Meat shortage: Export ban lowers chicken prices

Local sellers reluctant to import chicken from other provinces due to low profit margin.


Hassan Ali August 06, 2012

PESHAWAR: A shortage of chicken meat has hit Peshawar after wholesale dealers have shown reluctance to import broiler – chicken produced solely for meat consumption – from Punjab.

Local markets have been struck by a low profit margin after a court ban was imposed on exporting meat to Afghanistan in the month of Ramazan. The wholesale price of broiler is Rs160 per kilogramme. Before Ramazan, it was being sold for up to Rs200 per kilogramme in markets. However, on Sunday it was reportedly being sold for Rs164 per kilogramme.

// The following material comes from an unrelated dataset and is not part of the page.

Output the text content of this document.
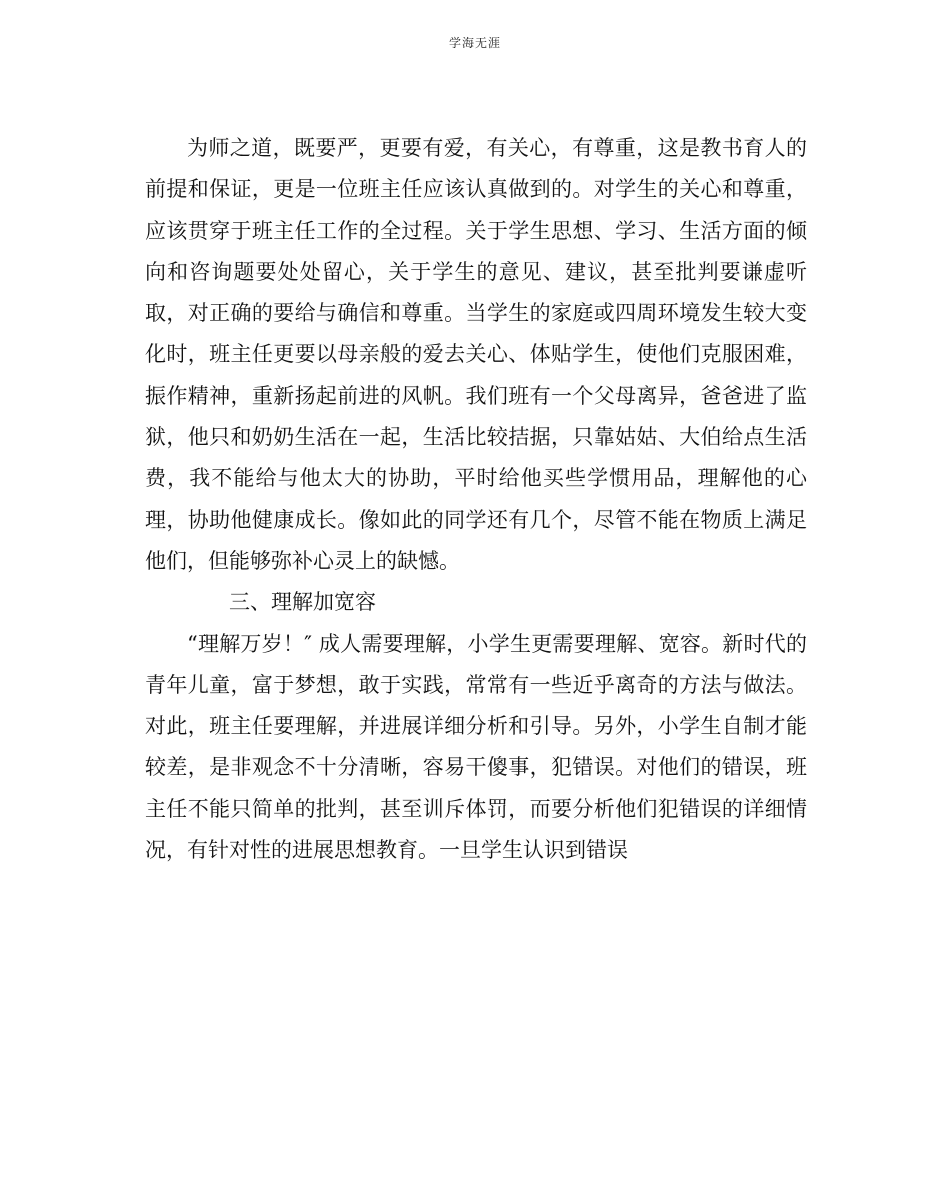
学海无涯

为师之道，既要严，更要有爱，有关心，有尊重，这是教书育人的前提和保证，更是一位班主任应该认真做到的。对学生的关心和尊重，应该贯穿于班主任工作的全过程。关于学生思想、学习、生活方面的倾向和咨询题要处处留心，关于学生的意见、建议，甚至批判要谦虚听取，对正确的要给与确信和尊重。当学生的家庭或四周环境发生较大变化时，班主任更要以母亲般的爱去关心、体贴学生，使他们克服困难，振作精神，重新扬起前进的风帆。我们班有一个父母离异，爸爸进了监狱，他只和奶奶生活在一起，生活比较拮据，只靠姑姑、大伯给点生活费，我不能给与他太大的协助，平时给他买些学惯用品，理解他的心理，协助他健康成长。像如此的同学还有几个，尽管不能在物质上满足他们，但能够弥补心灵上的缺憾。

三、理解加宽容

“理解万岁！″ 成人需要理解，小学生更需要理解、宽容。新时代的青年儿童，富于梦想，敢于实践，常常有一些近乎离奇的方法与做法。对此，班主任要理解，并进展详细分析和引导。另外，小学生自制才能较差，是非观念不十分清晰，容易干傻事，犯错误。对他们的错误，班主任不能只简单的批判，甚至训斥体罚，而要分析他们犯错误的详细情况，有针对性的进展思想教育。一旦学生认识到错误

Local chicken vendor Muhammad Aslam said that the prices of broiler had decreased in the market because of the ban on exporting them. This in turn adversely affected the supply to Peshawar from Punjab as many dealers did not import broiler following the low rate.

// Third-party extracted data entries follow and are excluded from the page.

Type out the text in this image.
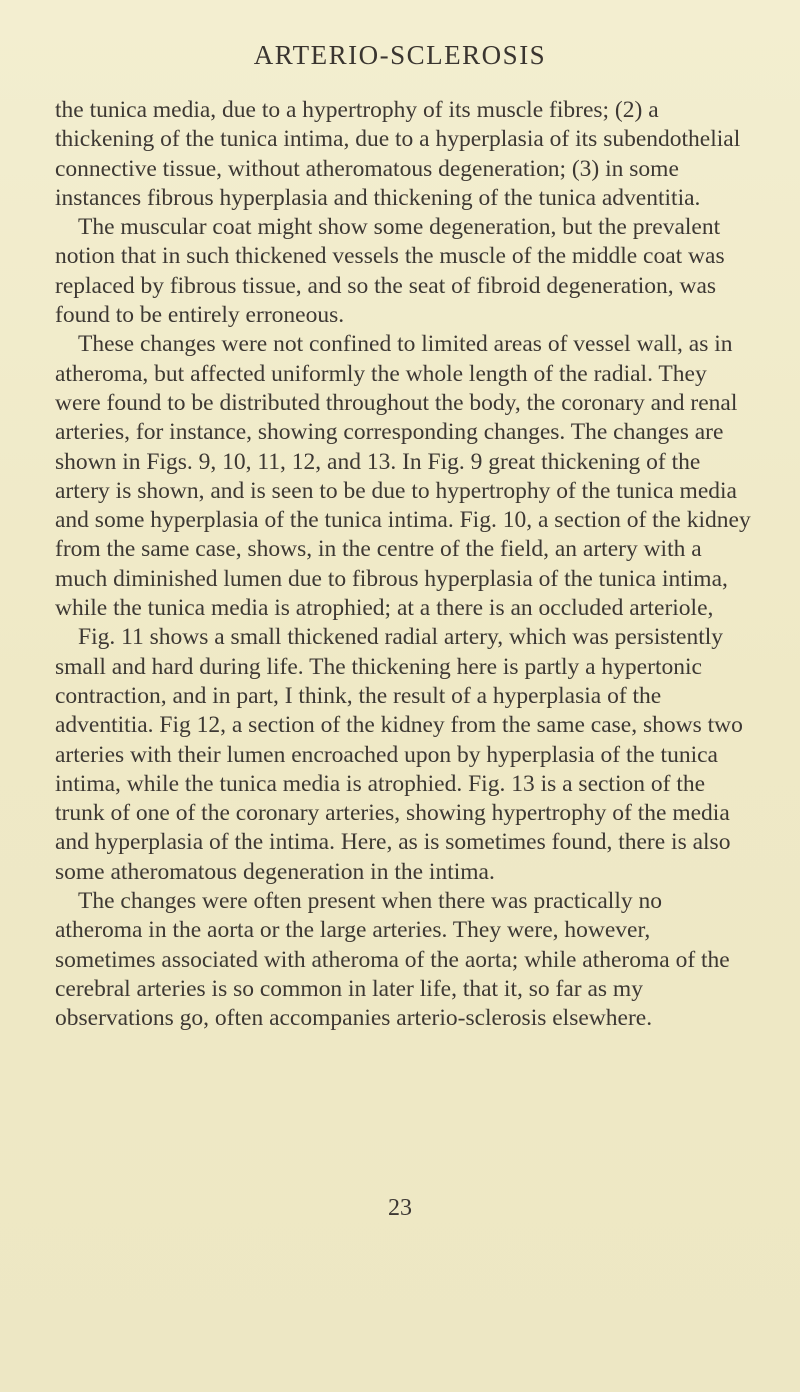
ARTERIO-SCLEROSIS

the tunica media, due to a hypertrophy of its muscle fibres; (2) a thickening of the tunica intima, due to a hyperplasia of its subendothelial connective tissue, without atheromatous degeneration; (3) in some instances fibrous hyperplasia and thickening of the tunica adventitia.

The muscular coat might show some degeneration, but the prevalent notion that in such thickened vessels the muscle of the middle coat was replaced by fibrous tissue, and so the seat of fibroid degeneration, was found to be entirely erroneous.

These changes were not confined to limited areas of vessel wall, as in atheroma, but affected uniformly the whole length of the radial. They were found to be distributed throughout the body, the coronary and renal arteries, for instance, showing corresponding changes. The changes are shown in Figs. 9, 10, 11, 12, and 13. In Fig. 9 great thickening of the artery is shown, and is seen to be due to hypertrophy of the tunica media and some hyperplasia of the tunica intima. Fig. 10, a section of the kidney from the same case, shows, in the centre of the field, an artery with a much diminished lumen due to fibrous hyperplasia of the tunica intima, while the tunica media is atrophied; at a there is an occluded arteriole,

Fig. 11 shows a small thickened radial artery, which was persistently small and hard during life. The thickening here is partly a hypertonic contraction, and in part, I think, the result of a hyperplasia of the adventitia. Fig 12, a section of the kidney from the same case, shows two arteries with their lumen encroached upon by hyperplasia of the tunica intima, while the tunica media is atrophied. Fig. 13 is a section of the trunk of one of the coronary arteries, showing hypertrophy of the media and hyperplasia of the intima. Here, as is sometimes found, there is also some atheromatous degeneration in the intima.

The changes were often present when there was practically no atheroma in the aorta or the large arteries. They were, however, sometimes associated with atheroma of the aorta; while atheroma of the cerebral arteries is so common in later life, that it, so far as my observations go, often accompanies arterio-sclerosis elsewhere.

23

Nadeem Khan, a wholesale broiler dealer explained to The Express Tribune: “Wholesale dealers had a margin of around Rs40-50 which has now decreased to Rs20... this is in no way profiting us after we add our transportation costs and dead broiler losses to it.”

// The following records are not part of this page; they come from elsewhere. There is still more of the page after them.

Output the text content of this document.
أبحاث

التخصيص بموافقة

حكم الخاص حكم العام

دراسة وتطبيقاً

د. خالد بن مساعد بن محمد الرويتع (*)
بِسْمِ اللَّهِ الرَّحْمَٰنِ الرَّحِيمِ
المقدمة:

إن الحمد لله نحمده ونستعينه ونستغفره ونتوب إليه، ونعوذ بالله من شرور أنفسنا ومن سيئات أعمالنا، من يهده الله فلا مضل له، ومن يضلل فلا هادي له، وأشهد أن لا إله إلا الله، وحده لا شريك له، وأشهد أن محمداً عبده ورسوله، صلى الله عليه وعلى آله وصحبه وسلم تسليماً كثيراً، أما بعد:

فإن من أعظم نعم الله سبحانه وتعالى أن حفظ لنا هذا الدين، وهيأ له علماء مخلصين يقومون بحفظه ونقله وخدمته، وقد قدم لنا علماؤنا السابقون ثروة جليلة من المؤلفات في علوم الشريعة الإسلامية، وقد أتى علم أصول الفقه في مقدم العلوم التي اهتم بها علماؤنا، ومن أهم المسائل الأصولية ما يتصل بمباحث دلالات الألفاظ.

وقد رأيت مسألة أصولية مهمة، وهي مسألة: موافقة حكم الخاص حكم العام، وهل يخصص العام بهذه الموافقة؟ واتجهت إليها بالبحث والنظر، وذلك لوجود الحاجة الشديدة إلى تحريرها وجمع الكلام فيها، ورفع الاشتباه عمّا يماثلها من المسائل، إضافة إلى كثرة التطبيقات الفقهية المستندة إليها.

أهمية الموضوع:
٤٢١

Butchers have continued to sell meat at the prices settled by their union instead of those settled by the city district administration. The price differs by about Rs40 per kilogramme.

When contacted, butchers union leader Anwar Khan Khalil said that butchers were not even able to purchase meat at the prices settled by the District Coordination Officer. “How can we be expected to sell it at their prices?” Khalil said.

Published in The Express Tribune, August 6th, 2012.